Infected animals can display neurological symptoms such as impaired cognition and changes in behaviour ultimately resulting in death. The disease affects animals like deer, elk, reindeer, sika deer and moose.

CWD spreads across US regions

According to the US Centers for Disease Control and Prevention (CDC), Chronic Wasting Disease has been reported in at least 31 US states, three Canadian provinces, and select countries in Europe and Asia. First identified in captive deer in Colorado in the 1960s, it emerged in wild deer in 1981 and has since spread to affect many regions of the continental US.

So far, no cases of CWD transmission to humans have been reported. However, experimental research suggests that “it is a possibility, especially if human eat infected meat,” Dr. Saheer Sainalabdeen, Specialist Pulmonologist at Dubai’s Medeor Hospital, told Arabian Business.

The CDC estimates that people in the US may consume up to 15,000 animals each year that have CWD but are not tested. Additionally, normal cooking temperatures are not always high enough to kill the abnormal prion proteins that cause CWD. In animals, it spreads through body fluids like saliva, urine, and feces. The prion proteins can also remain in the environment for a long period of time.

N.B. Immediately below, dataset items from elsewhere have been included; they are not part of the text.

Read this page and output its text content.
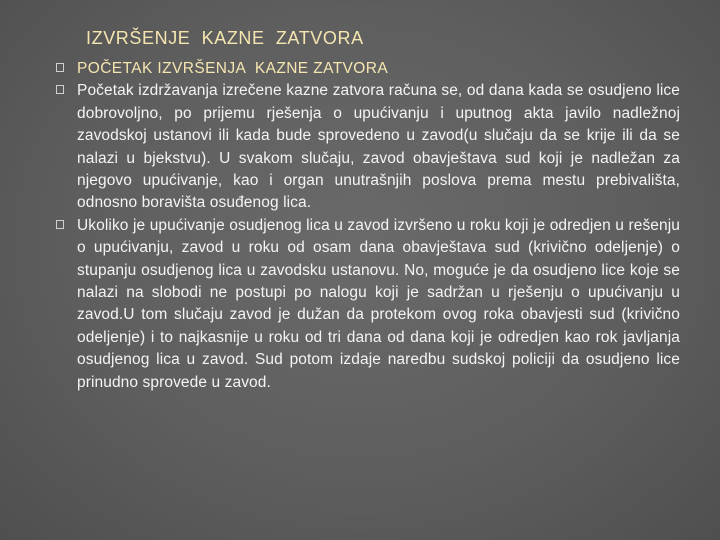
IZVRŠENJE  KAZNE  ZATVORA
POČETAK IZVRŠENJA  KAZNE ZATVORA
Početak izdržavanja izrečene kazne zatvora računa se, od dana kada se osudjeno lice dobrovoljno, po prijemu rješenja o upućivanju i uputnog akta javilo nadležnoj zavodskoj ustanovi ili kada bude sprovedeno u zavod(u slučaju da se krije ili da se nalazi u bjekstvu). U svakom slučaju, zavod obavještava sud koji je nadležan za njegovo upućivanje, kao i organ unutrašnjih poslova prema mestu prebivališta, odnosno boravišta osuđenog lica.
Ukoliko je upućivanje osudjenog lica u zavod izvršeno u roku koji je odredjen u rešenju o upućivanju, zavod u roku od osam dana obavještava sud (krivično odeljenje) o stupanju osudjenog lica u zavodsku ustanovu. No, moguće je da osudjeno lice koje se nalazi na slobodi ne postupi po nalogu koji je sadržan u rješenju o upućivanju u zavod.U tom slučaju zavod je dužan da protekom ovog roka obavjesti sud (krivično odeljenje) i to najkasnije u roku od tri dana od dana koji je odredjen kao rok javljanja osudjenog lica u zavod. Sud potom izdaje naredbu sudskoj policiji da osudjeno lice prinudno sprovede u zavod.
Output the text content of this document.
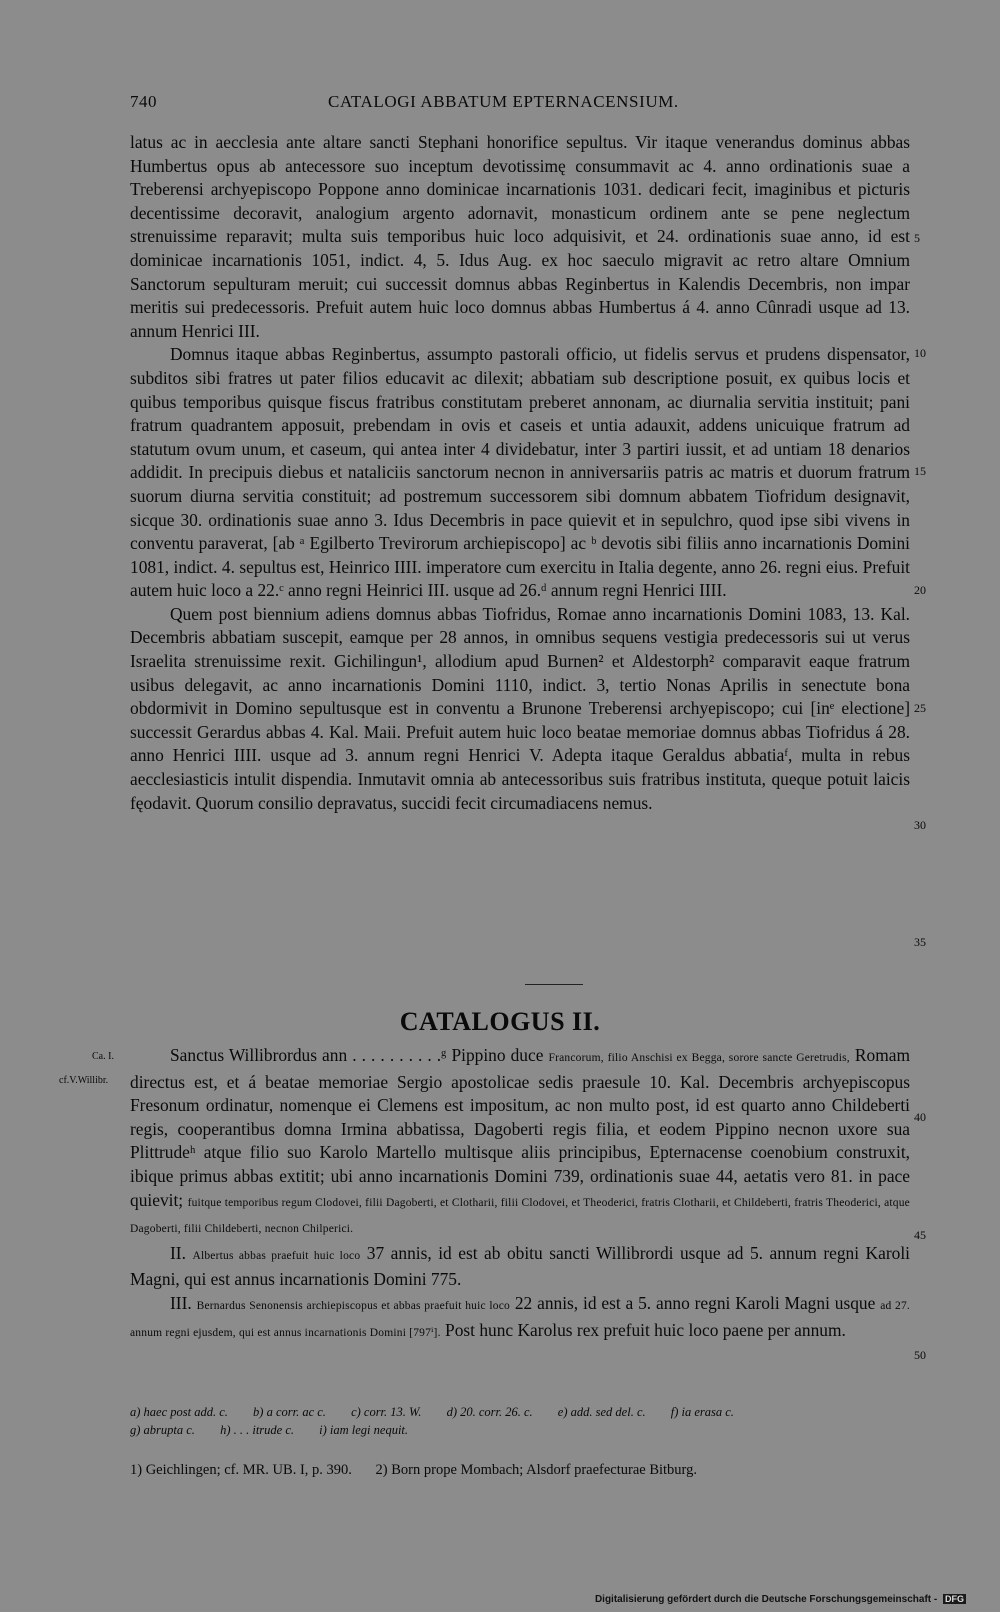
740	CATALOGI ABBATUM EPTERNACENSIUM.

latus ac in aecclesia ante altare sancti Stephani honorifice sepultus. Vir itaque venerandus dominus abbas Humbertus opus ab antecessore suo inceptum devotissimę consummavit ac 4. anno ordinationis suae a Treberensi archyepiscopo Poppone anno dominicae incarnationis 1031. dedicari fecit, imaginibus et picturis decentissime decoravit, analogium argento adornavit, monasticum ordinem ante se pene neglectum strenuissime reparavit; multa suis temporibus huic loco adquisivit, et 24. ordinationis suae anno, id est dominicae incarnationis 1051, indict. 4, 5. Idus Aug. ex hoc saeculo migravit ac retro altare Omnium Sanctorum sepulturam meruit; cui successit domnus abbas Reginbertus in Kalendis Decembris, non impar meritis sui predecessoris. Prefuit autem huic loco domnus abbas Humbertus á 4. anno Cûnradi usque ad 13. annum Henrici III.

Domnus itaque abbas Reginbertus, assumpto pastorali officio, ut fidelis servus et prudens dispensator, subditos sibi fratres ut pater filios educavit ac dilexit; abbatiam sub descriptione posuit, ex quibus locis et quibus temporibus quisque fiscus fratribus constitutam preberet annonam, ac diurnalia servitia instituit; pani fratrum quadrantem apposuit, prebendam in ovis et caseis et untia adauxit, addens unicuique fratrum ad statutum ovum unum, et caseum, qui antea inter 4 dividebatur, inter 3 partiri iussit, et ad untiam 18 denarios addidit. In precipuis diebus et nataliciis sanctorum necnon in anniversariis patris ac matris et duorum fratrum suorum diurna servitia constituit; ad postremum successorem sibi domnum abbatem Tiofridum designavit, sicque 30. ordinationis suae anno 3. Idus Decembris in pace quievit et in sepulchro, quod ipse sibi vivens in conventu paraverat, [ab ᵃ Egilberto Trevirorum archiepiscopo] ac ᵇ devotis sibi filiis anno incarnationis Domini 1081, indict. 4. sepultus est, Heinrico IIII. imperatore cum exercitu in Italia degente, anno 26. regni eius. Prefuit autem huic loco a 22.ᶜ anno regni Heinrici III. usque ad 26.ᵈ annum regni Henrici IIII.

Quem post biennium adiens domnus abbas Tiofridus, Romae anno incarnationis Domini 1083, 13. Kal. Decembris abbatiam suscepit, eamque per 28 annos, in omnibus sequens vestigia predecessoris sui ut verus Israelita strenuissime rexit. Gichilingun¹, allodium apud Burnen² et Aldestorph² comparavit eaque fratrum usibus delegavit, ac anno incarnationis Domini 1110, indict. 3, tertio Nonas Aprilis in senectute bona obdormivit in Domino sepultusque est in conventu a Brunone Treberensi archyepiscopo; cui [inᵉ electione] successit Gerardus abbas 4. Kal. Maii. Prefuit autem huic loco beatae memoriae domnus abbas Tiofridus á 28. anno Henrici IIII. usque ad 3. annum regni Henrici V. Adepta itaque Geraldus abbatiaᶠ, multa in rebus aecclesiasticis intulit dispendia. Inmutavit omnia ab antecessoribus suis fratribus instituta, queque potuit laicis fęodavit. Quorum consilio depravatus, succidi fecit circumadiacens nemus.

5
10
15
20
25
30
35
40
45
50
CATALOGUS II.
Ca. I.
cf.V.Willibr.

Sanctus Willibrordus ann . . . . . . . . . .ᵍ Pippino duce Francorum, filio Anschisi ex Begga, sorore sancte Geretrudis, Romam directus est, et á beatae memoriae Sergio apostolicae sedis praesule 10. Kal. Decembris archyepiscopus Fresonum ordinatur, nomenque ei Clemens est impositum, ac non multo post, id est quarto anno Childeberti regis, cooperantibus domna Irmina abbatissa, Dagoberti regis filia, et eodem Pippino necnon uxore sua Plittrudeʰ atque filio suo Karolo Martello multisque aliis principibus, Epternacense coenobium construxit, ibique primus abbas extitit; ubi anno incarnationis Domini 739, ordinationis suae 44, aetatis vero 81. in pace quievit; fuitque temporibus regum Clodovei, filii Dagoberti, et Clotharii, filii Clodovei, et Theoderici, fratris Clotharii, et Childeberti, fratris Theoderici, atque Dagoberti, filii Childeberti, necnon Chilperici.

II. Albertus abbas praefuit huic loco 37 annis, id est ab obitu sancti Willibrordi usque ad 5. annum regni Karoli Magni, qui est annus incarnationis Domini 775.

III. Bernardus Senonensis archiepiscopus et abbas praefuit huic loco 22 annis, id est a 5. anno regni Karoli Magni usque ad 27. annum regni ejusdem, qui est annus incarnationis Domini [797ⁱ]. Post hunc Karolus rex prefuit huic loco paene per annum.

a) haec post add. c. b) a corr. ac c. c) corr. 13. W. d) 20. corr. 26. c. e) add. sed del. c. f) ia erasa c.
g) abrupta c. h) . . . itrude c. i) iam legi nequit.
1) Geichlingen; cf. MR. UB. I, p. 390. 2) Born prope Mombach; Alsdorf praefecturae Bitburg.
Digitalisierung gefördert durch die Deutsche Forschungsgemeinschaft - DFG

Zoonotic threats: CWD vs. COVID-19

Zoonotic diseases — viruses that spread from animals to humans, like COVID-19 — have the potential to wreak havoc if not contained. However, unlike the Coronavirus which was airborne, CWD primarily affects cervids, limiting its zoonotic spread and “further reduces the chances of a pandemic,” he added.

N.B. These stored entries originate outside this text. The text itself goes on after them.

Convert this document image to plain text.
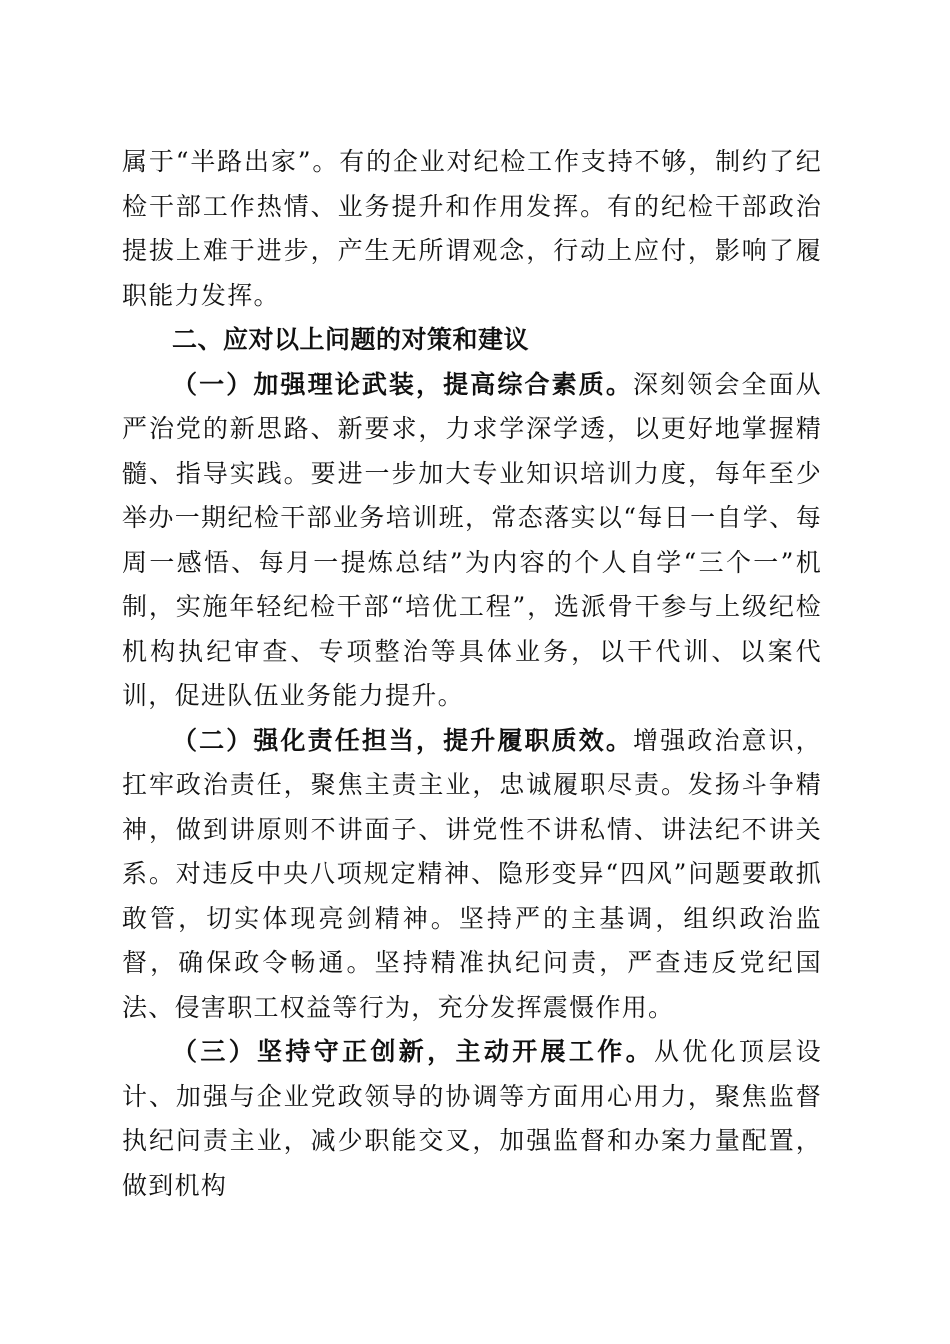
属于“半路出家”。有的企业对纪检工作支持不够，制约了纪检干部工作热情、业务提升和作用发挥。有的纪检干部政治提拔上难于进步，产生无所谓观念，行动上应付，影响了履职能力发挥。

二、应对以上问题的对策和建议

（一）加强理论武装，提高综合素质。深刻领会全面从严治党的新思路、新要求，力求学深学透，以更好地掌握精髓、指导实践。要进一步加大专业知识培训力度，每年至少举办一期纪检干部业务培训班，常态落实以“每日一自学、每周一感悟、每月一提炼总结”为内容的个人自学“三个一”机制，实施年轻纪检干部“培优工程”，选派骨干参与上级纪检机构执纪审查、专项整治等具体业务，以干代训、以案代训，促进队伍业务能力提升。

（二）强化责任担当，提升履职质效。增强政治意识，扛牢政治责任，聚焦主责主业，忠诚履职尽责。发扬斗争精神，做到讲原则不讲面子、讲党性不讲私情、讲法纪不讲关系。对违反中央八项规定精神、隐形变异“四风”问题要敢抓敢管，切实体现亮剑精神。坚持严的主基调，组织政治监督，确保政令畅通。坚持精准执纪问责，严查违反党纪国法、侵害职工权益等行为，充分发挥震慑作用。

（三）坚持守正创新，主动开展工作。从优化顶层设计、加强与企业党政领导的协调等方面用心用力，聚焦监督执纪问责主业，减少职能交叉，加强监督和办案力量配置，做到机构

“In contrast to zoonotic diseases like COVID-19, CWD doesn’t pose an immediate global threat. Its transmission dynamics and impact on human health remain a subject of intensive study.”

Echoing Dr. Shanab’s sentiment, Dr. Sainalabdeen said that while CWD does not yet pose a serious risk of human infection or become the next pandemic, all medical authorities should “be prepared for a disease which is highly contagious, incurable and invariably deadly.”

At present, there is no available treatment or vaccine to cure CWD.

“Mad cow disease, which belongs to the same family of illnesses as CWD, originated in cattle, but humans can get a variant called Creutzfeldt-Jakob disease, which is fatal,” added Dr. Sainalabdeen.

For now, both experts reiterate the Middle East faces low direct risk with no reported CWD cases. Still, adhering to precautions like avoiding sick animals, using protective gloves when handling hunted deer meat and not consuming infected products could help curb any potential future transmission if the disease does reach the region. With global case numbers climbing, doctors say such measures are important to stay ahead of the risk posed by this still enigmatic prion illness.